GOP, Dems Nearing Deal on Taxes, Jobless Benefits

Jim Kuhnenn, Associated Press

WASHINGTON (AP) — An outline of a bipartisan economic package is emerging that would temporarily extend the Bush-era tax rates for all taxpayers, while extending jobless benefits for millions of Americans.

Differences remained over details, including White House demands for middle- and low-income tax credits. But Republicans and Democrats appeared to come together Sunday, raising the possibility of a deal in Congress by the end of the week.

Some Democrats continued to object to extending current tax rates for high earners.

But without action, lawmakers face the prospect of delivering a tax hike to all taxpayers at the end of the year, when the current rates expire and revert to higher pre-2001 and 2003 levels.

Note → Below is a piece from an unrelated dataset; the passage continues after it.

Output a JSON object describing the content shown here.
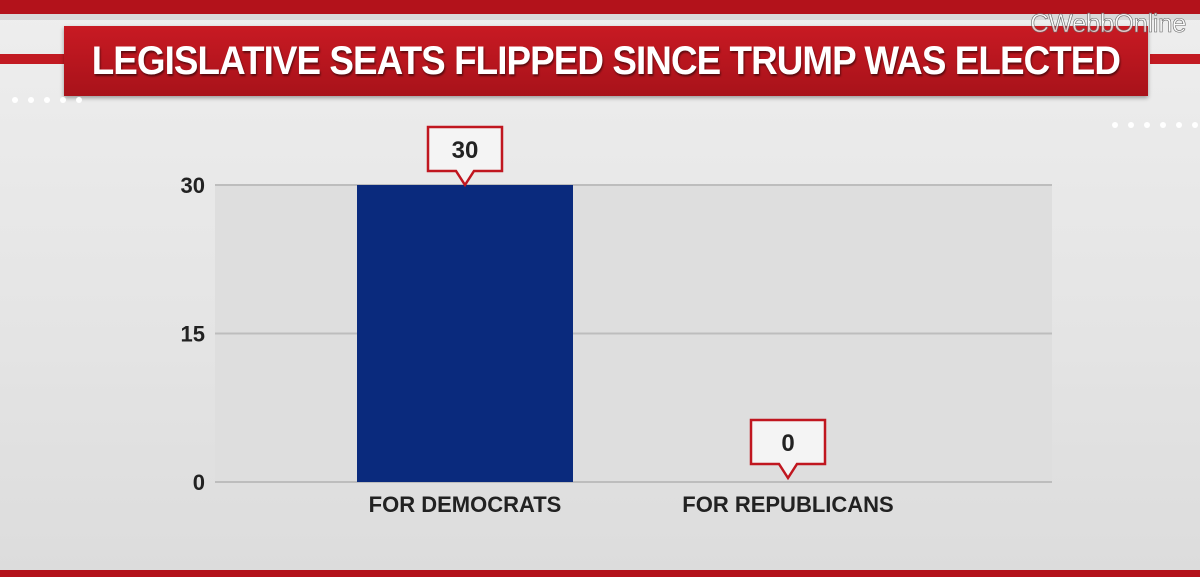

Negotiations between the Obama administration and a bipartisan group of lawmakers centered on a two-year extension of current rates.
At the same time, a jump in the unemployment rate to 9.8% is putting pressure on Republicans to accede to President Barack Obama's demand that Congress extend unemployment insurance for a year. GOP congressional leaders had opposed an extension of benefits without cuts elsewhere in the federal budget.

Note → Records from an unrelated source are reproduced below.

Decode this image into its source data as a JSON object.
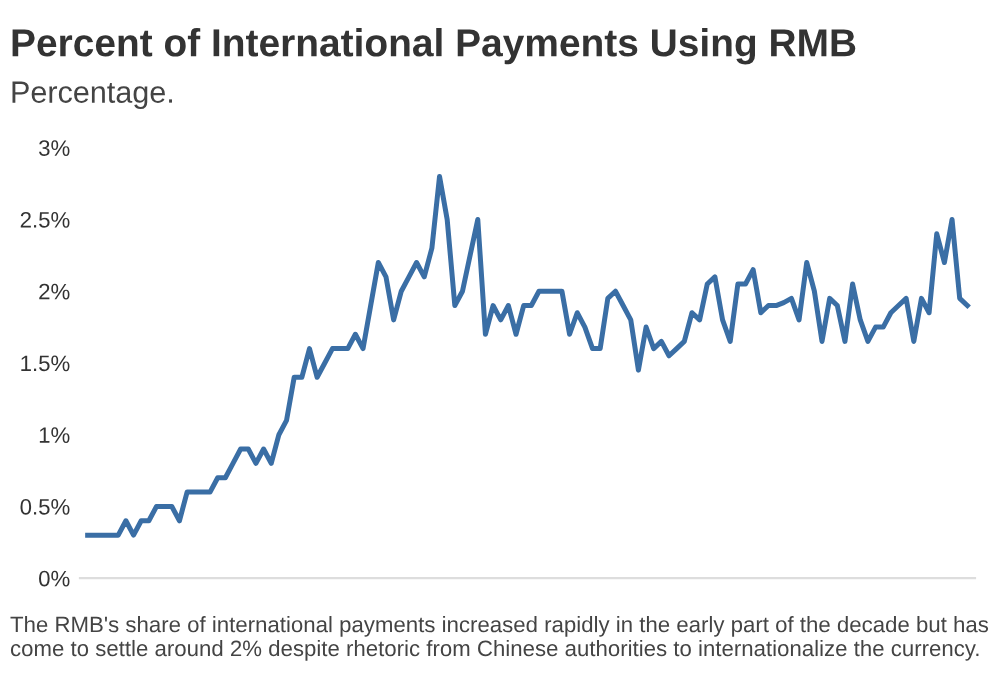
{
  "chart_data": {
    "type": "line",
    "title": "Percent of International Payments Using RMB",
    "subtitle": "Percentage.",
    "annotations": [
      "The RMB's share of international payments increased rapidly in the early part of the decade but has come to settle around 2% despite rhetoric from Chinese authorities to internationalize the currency."
    ],
    "categories": [
      null,
      null,
      null,
      null,
      null,
      null,
      null,
      null,
      null,
      null,
      null,
      null,
      null,
      null,
      null,
      null,
      null,
      null,
      null,
      null,
      null,
      null,
      null,
      null,
      null,
      null,
      null,
      null,
      null,
      null,
      null,
      null,
      null,
      null,
      null,
      null,
      null,
      null,
      null,
      null,
      null,
      null,
      null,
      null,
      null,
      null,
      null,
      null,
      null,
      null,
      null,
      null,
      null,
      null,
      null,
      null,
      null,
      null,
      null,
      null,
      null,
      null,
      null,
      null,
      null,
      null,
      null,
      null,
      null,
      null,
      null,
      null,
      null,
      null,
      null,
      null,
      null,
      null,
      null,
      null,
      null,
      null,
      null,
      null,
      null,
      null,
      null,
      null,
      null,
      null,
      null,
      null,
      null,
      null,
      null,
      null,
      null,
      null,
      null,
      null,
      null,
      null,
      null,
      null,
      null,
      null,
      null,
      null,
      null,
      null,
      null,
      null,
      null,
      null,
      null,
      null
    ],
    "series": [
      {
        "color": "#3a6ea5",
        "values": [
          0.3,
          0.3,
          0.3,
          0.3,
          0.3,
          0.4,
          0.3,
          0.4,
          0.4,
          0.5,
          0.5,
          0.5,
          0.4,
          0.6,
          0.6,
          0.6,
          0.6,
          0.7,
          0.7,
          0.8,
          0.9,
          0.9,
          0.8,
          0.9,
          0.8,
          1.0,
          1.1,
          1.4,
          1.4,
          1.6,
          1.4,
          1.5,
          1.6,
          1.6,
          1.6,
          1.7,
          1.6,
          1.9,
          2.2,
          2.1,
          1.8,
          2.0,
          2.1,
          2.2,
          2.1,
          2.3,
          2.8,
          2.5,
          1.9,
          2.0,
          2.25,
          2.5,
          1.7,
          1.9,
          1.8,
          1.9,
          1.7,
          1.9,
          1.9,
          2.0,
          2.0,
          2.0,
          2.0,
          1.7,
          1.85,
          1.75,
          1.6,
          1.6,
          1.95,
          2.0,
          1.9,
          1.8,
          1.45,
          1.75,
          1.6,
          1.65,
          1.55,
          1.6,
          1.65,
          1.85,
          1.8,
          2.05,
          2.1,
          1.8,
          1.65,
          2.05,
          2.05,
          2.15,
          1.85,
          1.9,
          1.9,
          1.92,
          1.95,
          1.8,
          2.2,
          2.0,
          1.65,
          1.95,
          1.9,
          1.65,
          2.05,
          1.8,
          1.65,
          1.75,
          1.75,
          1.85,
          1.9,
          1.95,
          1.65,
          1.95,
          1.85,
          2.4,
          2.2,
          2.5,
          1.95,
          1.9
        ]
      }
    ],
    "ylim": [
      0,
      3
    ],
    "yticks": [
      {
        "value": 0,
        "label": "0%"
      },
      {
        "value": 0.5,
        "label": "0.5%"
      },
      {
        "value": 1,
        "label": "1%"
      },
      {
        "value": 1.5,
        "label": "1.5%"
      },
      {
        "value": 2,
        "label": "2%"
      },
      {
        "value": 2.5,
        "label": "2.5%"
      },
      {
        "value": 3,
        "label": "3%"
      }
    ],
    "grid": false,
    "marker": "none",
    "line_style": "solid"
  }
}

"I think most folks believe the recipe would include at least an extension of unemployment benefits for those who are unemployed and an extension of all of the tax rates for all Americans for some period of time," said Sen. Jon Kyl of Arizona, the Senate's Republican negotiator in the talks.

"Without unemployment benefits being extended, personally, this is a nonstarter," said Sen. Dick Durbin of Illinois, the second-ranking member of the Senate Democratic leadership.

Republicans have insisted that any extension of jobless aid be paid for with cuts elsewhere in the federal budget. The White House opposes that, saying such cuts are economically damaging during a weak recovery.

Sen. Orrin Hatch, R-Utah, said Republicans would probably cede that point to the Democrats.